NDDs involve multifactorial dysfunctions—including oxidative stress, neuroinflammation, mitochondrial impairment, and protein aggregation—against a backdrop of limited endogenous neuroprotection. Dietary bioactive compounds offer complementary neuroprotective strategies by enhancing antioxidant defenses, modulating inflammatory and apoptotic pathways, improving mitochondrial function, and facilitating protein clearance. Preclinical evidence supports benefits of phenolics, carotenoids, essential oils, ω-3 PUFAs, phytosterols, and tocopherols in mitigating AD, PD, ALS, and HD pathologies. Early synergistic data from combined bioactive interventions further suggest additive benefits. Future work should clarify molecular mechanisms, improve delivery and bioavailability (including brain-targeted systems), and expand well-designed clinical trials to translate these bioactives into safe, effective neuromedicines.

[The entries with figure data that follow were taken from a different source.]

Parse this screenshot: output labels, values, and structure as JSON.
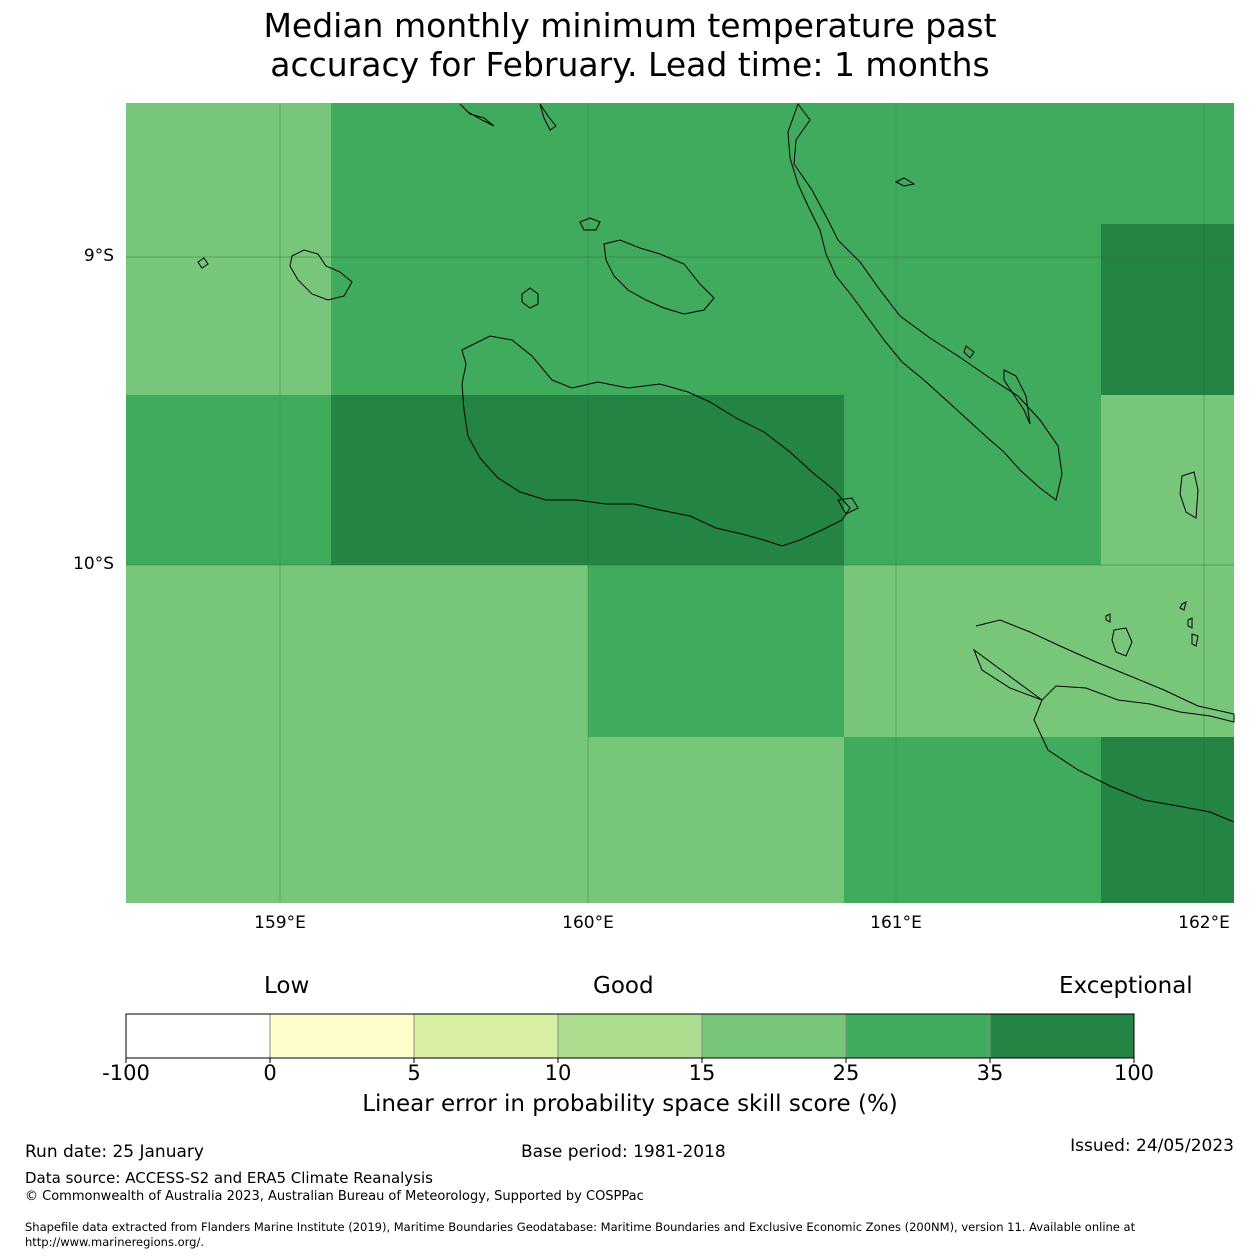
{
  "title": {
    "line1": "Median monthly minimum temperature past",
    "line2": "accuracy for February. Lead time: 1 months"
  },
  "map": {
    "lat_ticks": [
      "9°S",
      "10°S"
    ],
    "lon_ticks": [
      "159°E",
      "160°E",
      "161°E",
      "162°E"
    ],
    "cell_scores_percent": [
      [
        20,
        30,
        30,
        30,
        30,
        30,
        30,
        30
      ],
      [
        20,
        30,
        30,
        30,
        30,
        30,
        30,
        40
      ],
      [
        30,
        40,
        40,
        40,
        30,
        30,
        30,
        20
      ],
      [
        20,
        20,
        20,
        30,
        30,
        20,
        20,
        20
      ],
      [
        20,
        20,
        20,
        20,
        20,
        30,
        30,
        40
      ]
    ],
    "colors": [
      "#ffffff",
      "#ffffcc",
      "#d9f0a3",
      "#addd8e",
      "#78c679",
      "#41ab5d",
      "#238443"
    ]
  },
  "legend": {
    "categories": [
      "Low",
      "Good",
      "Exceptional"
    ],
    "ticks": [
      "-100",
      "0",
      "5",
      "10",
      "15",
      "25",
      "35",
      "100"
    ],
    "label": "Linear error in probability space skill score (%)"
  },
  "footer": {
    "run_date": "Run date: 25 January",
    "base_period": "Base period: 1981-2018",
    "issued": "Issued: 24/05/2023",
    "data_source": "Data source: ACCESS-S2 and ERA5 Climate Reanalysis",
    "copyright": "© Commonwealth of Australia 2023, Australian Bureau of Meteorology, Supported by COSPPac",
    "shapefile_line1": "Shapefile data extracted from Flanders Marine Institute (2019), Maritime Boundaries Geodatabase: Maritime Boundaries and Exclusive Economic Zones (200NM), version 11. Available online at",
    "shapefile_line2": "http://www.marineregions.org/."
  }
}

- The article is a narrative Review; no standardized systematic search or meta-analytic synthesis is presented. - Evidence base is dominated by in vitro and animal studies; human clinical data are scarce and heterogeneous. - Dosing, formulation, and bioavailability (BBB penetration) vary widely and are not standardized; many compounds face pharmacokinetic limitations. - Potential confounders (dietary patterns, comorbidities, genetics such as APOE status) limit generalizability of observational associations. - The Review explicitly excludes chemotherapy and cancer-related effects of bioactives; it does not provide detailed risk/benefit or safety analyses for long-term use. - Publication bias toward positive findings cannot be excluded.